Jpegli, a new JPEG coding library, does bring a significant compression ratio improvement, comparing to libjpeg-turbo and MozJPEG.

I selected 332 lossless non-photographic PNG images for some rough tests, on macOS Sonoma 14.4.1. The images were recorded after applied with ImageOptim‘s lossless optimisation for the minimal possible sizes, and Jpegli was directly from libjxl version 0.10.2.

The built-in JPEG library (quality at 90, supposed to be libjpeg-turbo?) encoded them to 174,095,425 bytes, MozJPEG (quality at 91) encoded them to 145,553,618 bytes, and Jpegli (quality at 92) encoded them to 128,006,534 bytes. That is about 26.5% smaller than libjpeg-turbo and 12% smaller than MozJPEG.
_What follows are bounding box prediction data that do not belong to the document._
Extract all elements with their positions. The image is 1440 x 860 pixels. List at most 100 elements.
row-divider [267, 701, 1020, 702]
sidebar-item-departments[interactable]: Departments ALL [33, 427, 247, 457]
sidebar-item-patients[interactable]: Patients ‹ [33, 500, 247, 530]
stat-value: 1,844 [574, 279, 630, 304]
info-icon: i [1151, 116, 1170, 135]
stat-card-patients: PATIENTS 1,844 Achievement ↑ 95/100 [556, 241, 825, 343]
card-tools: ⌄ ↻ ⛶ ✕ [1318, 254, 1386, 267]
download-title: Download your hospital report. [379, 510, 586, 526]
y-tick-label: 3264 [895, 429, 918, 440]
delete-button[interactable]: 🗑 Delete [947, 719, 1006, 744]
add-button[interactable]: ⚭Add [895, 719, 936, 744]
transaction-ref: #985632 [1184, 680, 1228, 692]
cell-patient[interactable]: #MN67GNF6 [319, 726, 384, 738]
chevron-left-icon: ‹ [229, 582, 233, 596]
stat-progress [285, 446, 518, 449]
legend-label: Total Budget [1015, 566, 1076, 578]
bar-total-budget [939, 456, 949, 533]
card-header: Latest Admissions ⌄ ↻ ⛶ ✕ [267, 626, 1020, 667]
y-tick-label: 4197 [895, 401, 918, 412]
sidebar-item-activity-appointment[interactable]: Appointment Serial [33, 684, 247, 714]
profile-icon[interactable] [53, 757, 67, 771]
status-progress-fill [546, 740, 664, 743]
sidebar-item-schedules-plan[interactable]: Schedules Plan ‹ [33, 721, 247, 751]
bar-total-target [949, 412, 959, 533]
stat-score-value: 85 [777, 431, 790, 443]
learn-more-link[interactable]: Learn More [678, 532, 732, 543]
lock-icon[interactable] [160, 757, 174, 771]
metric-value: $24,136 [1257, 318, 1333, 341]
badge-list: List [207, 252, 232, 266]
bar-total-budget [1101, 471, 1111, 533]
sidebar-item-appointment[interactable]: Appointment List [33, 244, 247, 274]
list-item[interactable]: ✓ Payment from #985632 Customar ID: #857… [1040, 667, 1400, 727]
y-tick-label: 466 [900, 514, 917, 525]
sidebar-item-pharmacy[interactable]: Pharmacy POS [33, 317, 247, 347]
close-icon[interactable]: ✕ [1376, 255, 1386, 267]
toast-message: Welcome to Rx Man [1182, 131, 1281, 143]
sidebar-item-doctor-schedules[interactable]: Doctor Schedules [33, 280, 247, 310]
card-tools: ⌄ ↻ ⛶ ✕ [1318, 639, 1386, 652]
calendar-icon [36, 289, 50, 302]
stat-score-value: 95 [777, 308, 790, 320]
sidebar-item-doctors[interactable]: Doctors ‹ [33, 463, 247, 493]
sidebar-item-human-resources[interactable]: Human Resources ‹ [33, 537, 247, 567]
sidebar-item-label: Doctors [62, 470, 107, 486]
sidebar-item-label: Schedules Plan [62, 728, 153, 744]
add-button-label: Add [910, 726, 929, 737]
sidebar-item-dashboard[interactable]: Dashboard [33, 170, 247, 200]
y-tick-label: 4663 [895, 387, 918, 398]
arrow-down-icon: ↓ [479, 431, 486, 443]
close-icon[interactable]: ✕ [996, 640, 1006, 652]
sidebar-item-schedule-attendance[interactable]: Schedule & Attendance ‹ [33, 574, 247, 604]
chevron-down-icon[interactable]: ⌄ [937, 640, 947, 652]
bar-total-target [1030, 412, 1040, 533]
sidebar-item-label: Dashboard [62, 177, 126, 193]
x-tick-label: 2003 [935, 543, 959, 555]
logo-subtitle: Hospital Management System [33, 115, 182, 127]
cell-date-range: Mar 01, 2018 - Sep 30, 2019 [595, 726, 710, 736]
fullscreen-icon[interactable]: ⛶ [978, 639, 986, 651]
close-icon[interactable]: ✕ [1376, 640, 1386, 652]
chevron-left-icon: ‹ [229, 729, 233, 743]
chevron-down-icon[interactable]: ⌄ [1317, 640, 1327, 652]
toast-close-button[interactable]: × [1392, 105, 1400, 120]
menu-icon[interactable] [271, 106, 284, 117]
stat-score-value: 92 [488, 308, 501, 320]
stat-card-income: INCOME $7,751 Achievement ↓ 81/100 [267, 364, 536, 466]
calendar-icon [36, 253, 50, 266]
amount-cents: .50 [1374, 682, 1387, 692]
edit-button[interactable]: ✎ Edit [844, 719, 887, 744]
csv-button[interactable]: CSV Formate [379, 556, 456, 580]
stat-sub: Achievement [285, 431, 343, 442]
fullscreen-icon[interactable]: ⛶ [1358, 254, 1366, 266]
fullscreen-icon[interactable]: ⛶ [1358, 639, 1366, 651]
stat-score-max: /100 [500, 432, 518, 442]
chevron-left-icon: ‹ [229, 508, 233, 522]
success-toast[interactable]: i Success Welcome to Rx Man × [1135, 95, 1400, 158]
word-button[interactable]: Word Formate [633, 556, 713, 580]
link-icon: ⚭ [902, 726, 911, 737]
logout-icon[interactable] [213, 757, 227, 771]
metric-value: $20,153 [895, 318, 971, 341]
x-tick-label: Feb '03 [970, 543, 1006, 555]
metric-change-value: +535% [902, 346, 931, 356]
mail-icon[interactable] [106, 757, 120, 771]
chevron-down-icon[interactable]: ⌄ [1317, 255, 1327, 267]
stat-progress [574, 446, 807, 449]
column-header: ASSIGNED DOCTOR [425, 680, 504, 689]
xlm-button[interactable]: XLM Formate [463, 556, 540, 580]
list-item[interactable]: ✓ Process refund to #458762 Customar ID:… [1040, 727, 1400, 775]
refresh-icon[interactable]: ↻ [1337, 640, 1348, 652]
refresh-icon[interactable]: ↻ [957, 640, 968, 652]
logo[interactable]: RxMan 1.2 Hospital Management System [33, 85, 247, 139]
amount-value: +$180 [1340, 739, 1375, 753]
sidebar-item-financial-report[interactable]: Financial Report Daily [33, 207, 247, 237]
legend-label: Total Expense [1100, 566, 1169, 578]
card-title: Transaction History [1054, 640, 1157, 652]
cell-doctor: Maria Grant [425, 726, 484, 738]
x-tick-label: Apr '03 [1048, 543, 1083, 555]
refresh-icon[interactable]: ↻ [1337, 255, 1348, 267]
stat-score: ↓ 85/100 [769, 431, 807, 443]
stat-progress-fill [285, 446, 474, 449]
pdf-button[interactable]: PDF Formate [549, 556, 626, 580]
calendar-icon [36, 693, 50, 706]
The quality values were tested initially with some images based on DSSIM, and the bonus 1 of MozJPEG and bonus 2 of Jpegli also reflected the latest benchmark by Jon Sneyers.

For fun, I tested Jpegli with XYB (–xyb), and the size becomes 112,809,722 bytes— even 11.9% smaller than conventional Jpegli. However, some softwares displayed thumbnails of XYB JPEG files with totally wrong colours.

Finder thumbnails

Even without XYB, Jpegli is still the most competitive choice for encoding JPEG images.